I usually don’t blog this sort of thing but I seem to be losing a battle against some sort of bacterial or viral invader. Chills and aches are all I have to report but just wanted to let you all know just in case this is stage 1 of some zombie infection.
Shiloh appears to be under the weather as well. Never considered the possibility of zombie dogs. Must keep an eye on him.
On the bright side, I have no desire to eat Mrs. TwShiloh’s brain.
I don’t know how I missed the All things Counter Terrorism blog but assuming I’m not the last in the class to get it I recommend this post which hits upon some of the themes I’ve mentioned here. She argues that law enforcement agencies share much more than intelligence agencies do which I initially would disagree with but she explains:
You put a group of cops together at an international conference and they’ll talk and share. And they’ll probably bond over stories about who has the best arrest story etc etc. Or get competitive about it (always funny to watch as a non-sworn analyst). And then of course there is the karoke factor.
That is totally true. Cops are great at sharing over a beer or over chit-chat. The problem is that such sharing is rarely institutionalized and relies on the cops with the needed information being in the right place and right time to meet and share with the other cop who just happens to need the information.
That leaves a bit too much to chance for my liking AND means that getting beyond anecdotal information is tough to do. Sometimes you want to know if a trend is really a trend or just what people are talking about today and that’s hard to do when war stories are a primary source of information.
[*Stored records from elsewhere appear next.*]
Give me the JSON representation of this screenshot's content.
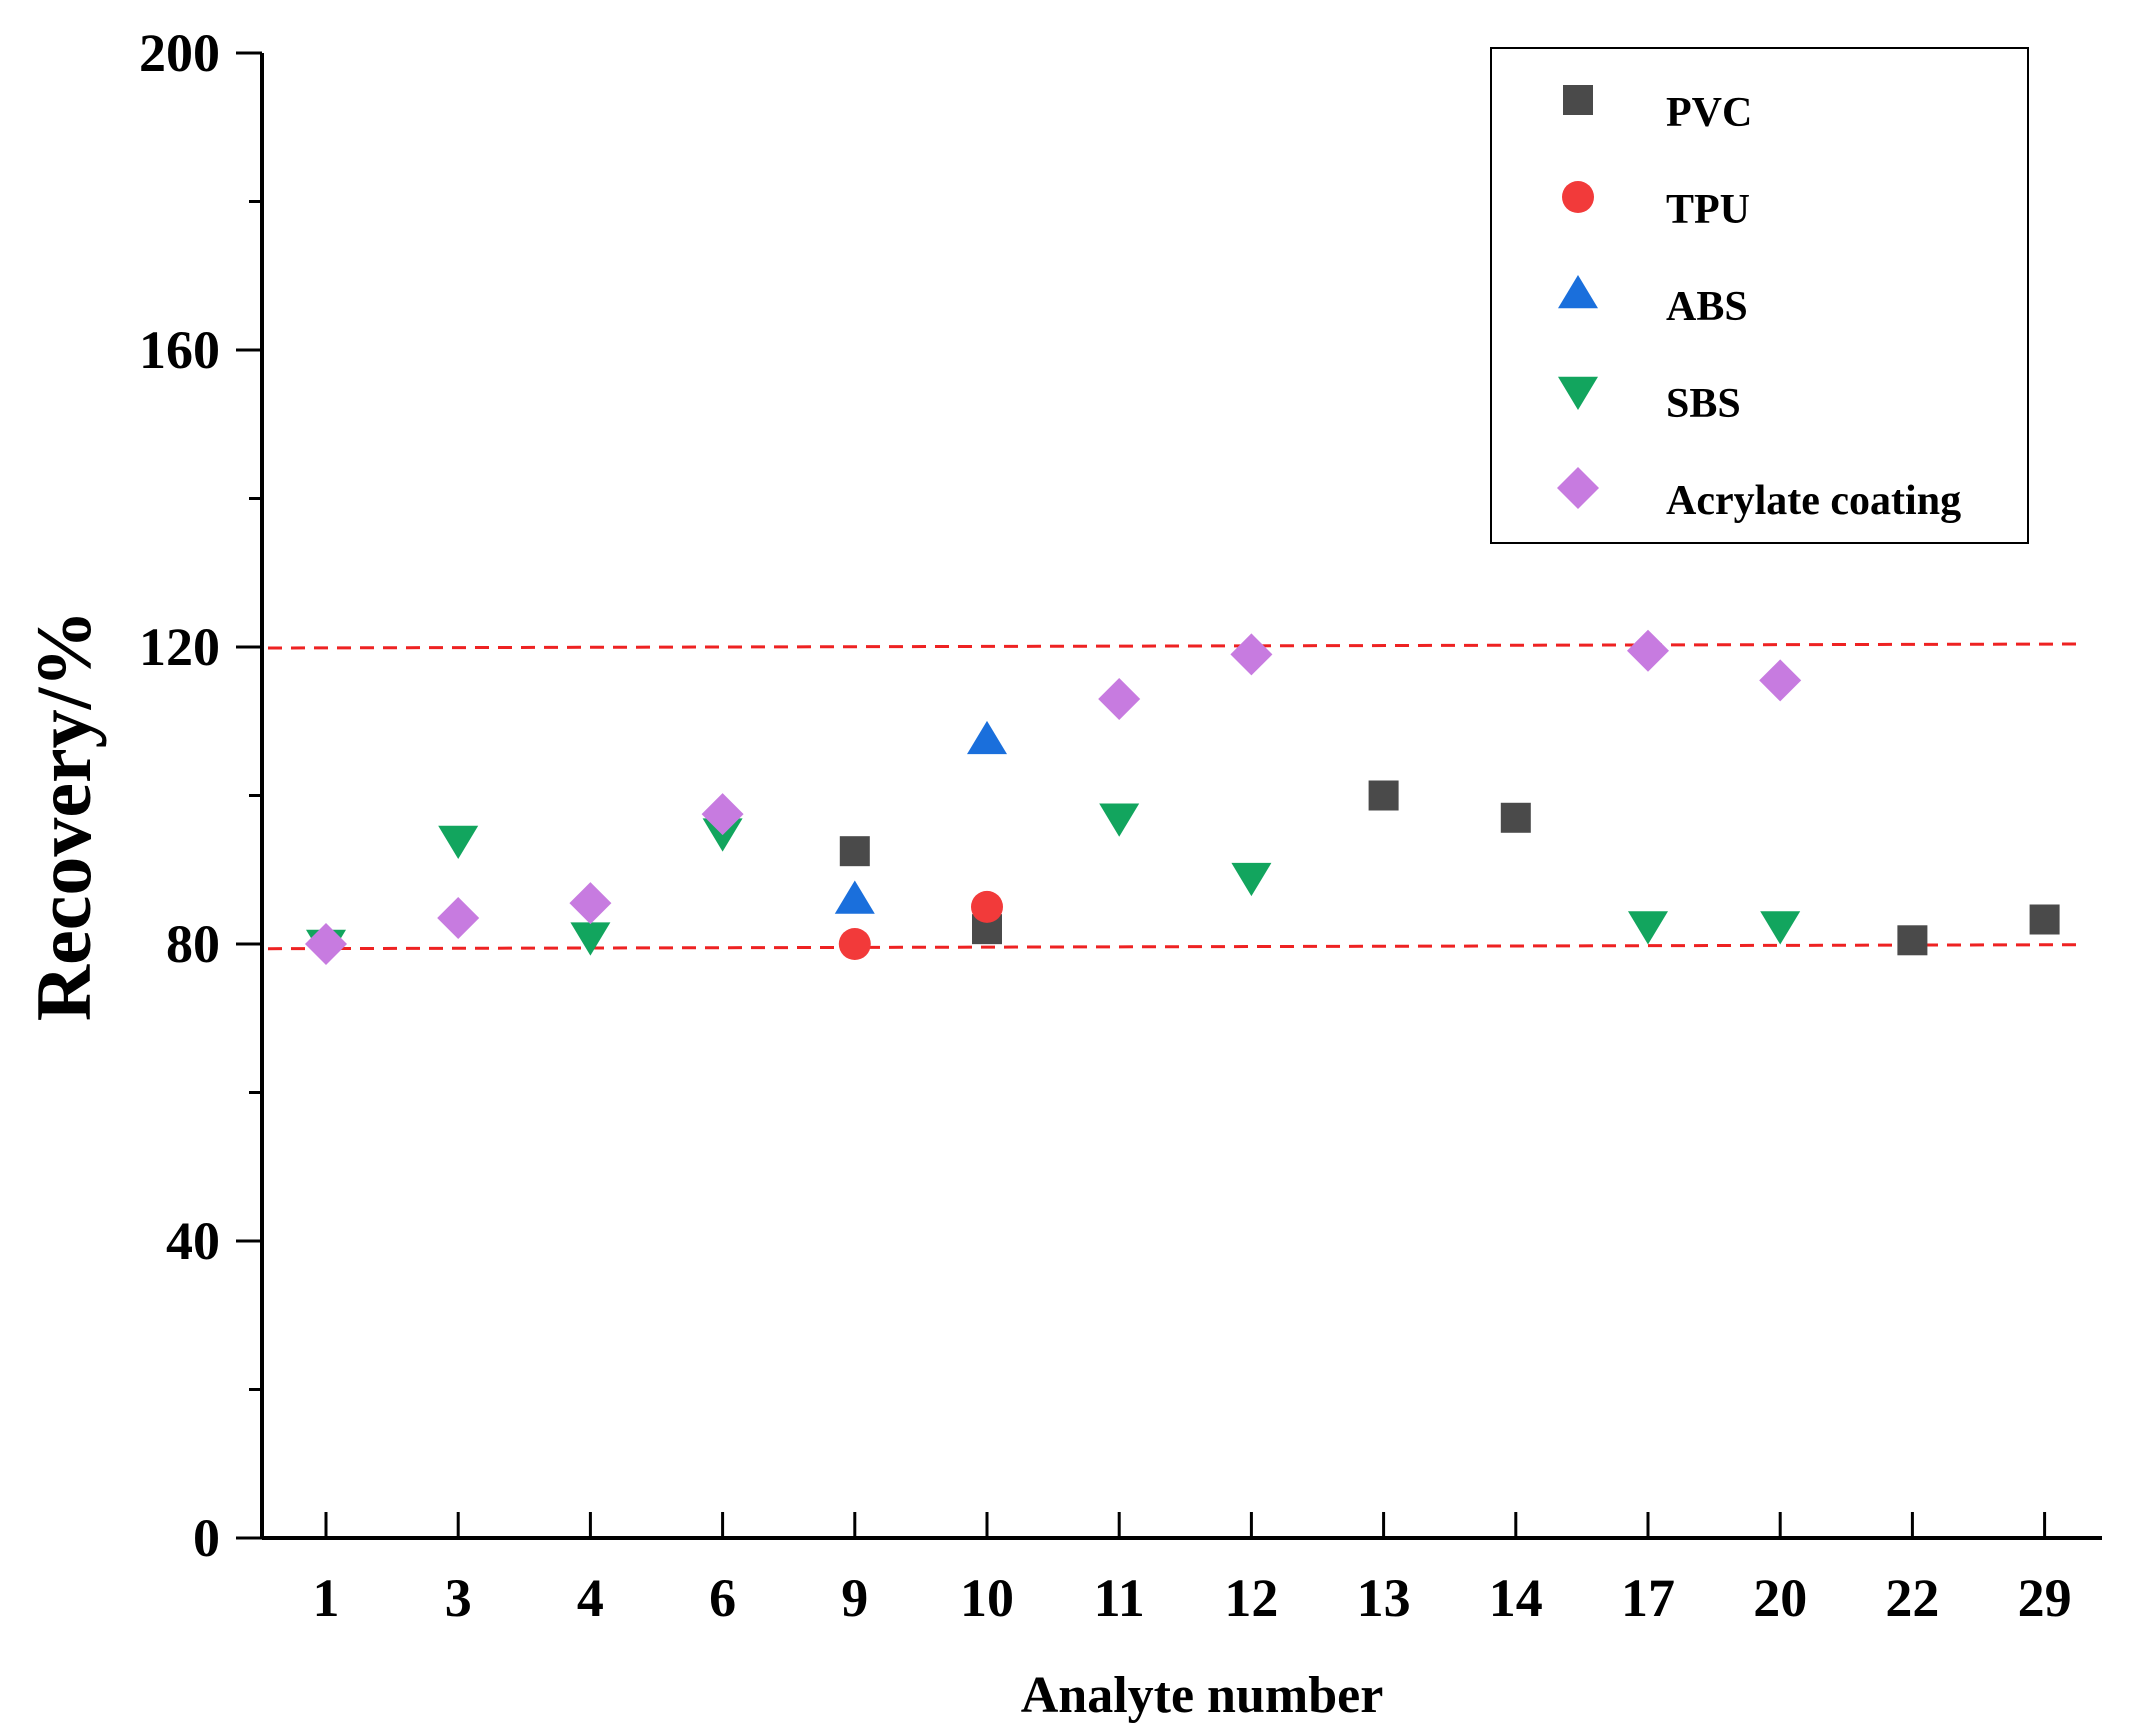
{
  "chart_data": {
    "type": "scatter",
    "title": "",
    "xlabel": "Analyte number",
    "ylabel": "Recovery/%",
    "categories": [
      "1",
      "3",
      "4",
      "6",
      "9",
      "10",
      "11",
      "12",
      "13",
      "14",
      "17",
      "20",
      "22",
      "29"
    ],
    "ylim": [
      0,
      200
    ],
    "yticks": [
      0,
      40,
      80,
      120,
      160,
      200
    ],
    "grid": false,
    "legend_position": "top-right",
    "reference_lines": [
      {
        "name": "upper-limit",
        "y": 120,
        "color": "#ee2222",
        "style": "dashed"
      },
      {
        "name": "lower-limit",
        "y": 79.5,
        "color": "#ee2222",
        "style": "dashed"
      }
    ],
    "series": [
      {
        "name": "PVC",
        "marker": "square",
        "color": "#4a4a4a",
        "points": [
          [
            "9",
            92.5
          ],
          [
            "10",
            82
          ],
          [
            "13",
            100
          ],
          [
            "14",
            97
          ],
          [
            "22",
            80.5
          ],
          [
            "29",
            83.3
          ]
        ]
      },
      {
        "name": "TPU",
        "marker": "circle",
        "color": "#f23a3a",
        "points": [
          [
            "9",
            80
          ],
          [
            "10",
            85
          ]
        ]
      },
      {
        "name": "ABS",
        "marker": "triangle-up",
        "color": "#1a6fdc",
        "points": [
          [
            "9",
            86
          ],
          [
            "10",
            107.5
          ]
        ]
      },
      {
        "name": "SBS",
        "marker": "triangle-down",
        "color": "#12a55e",
        "points": [
          [
            "1",
            80
          ],
          [
            "3",
            94
          ],
          [
            "4",
            81
          ],
          [
            "6",
            95
          ],
          [
            "11",
            97
          ],
          [
            "12",
            89
          ],
          [
            "17",
            82.5
          ],
          [
            "20",
            82.5
          ]
        ]
      },
      {
        "name": "Acrylate coating",
        "marker": "diamond",
        "color": "#c77be0",
        "points": [
          [
            "1",
            80
          ],
          [
            "3",
            83.5
          ],
          [
            "4",
            85.5
          ],
          [
            "6",
            97.5
          ],
          [
            "11",
            113
          ],
          [
            "12",
            119
          ],
          [
            "17",
            119.5
          ],
          [
            "20",
            115.5
          ]
        ]
      }
    ]
  }
}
I guess the question is how to harness the preference for using informal information sharing to collect intelligence more efficiently.
Oh, and I strongly recommend the post by Attackerman she linked to. This quote is worthy of reading a couple of times.
…intelligence analysts approach their craft rather differently. They look for patterns in information, and pass those patterns up the chain. They do not investigate in the sense of the word that you and I understand from TV. That’s why there was no APB inside the CIA or the National Counterterrorism Center on Abdulmutallab after his father’s walk-in. Abdulmutallab, in the intelligence world, is a data point. He is not a suspect.
This is one of the reasons I’m not sure intelligence analysts (as opposed to crime or investigative analysts) can mesh with law enforcement agencies. They DO look at issues from very different perspectives and their requirements (or perceived requirements) are often at odds with each other.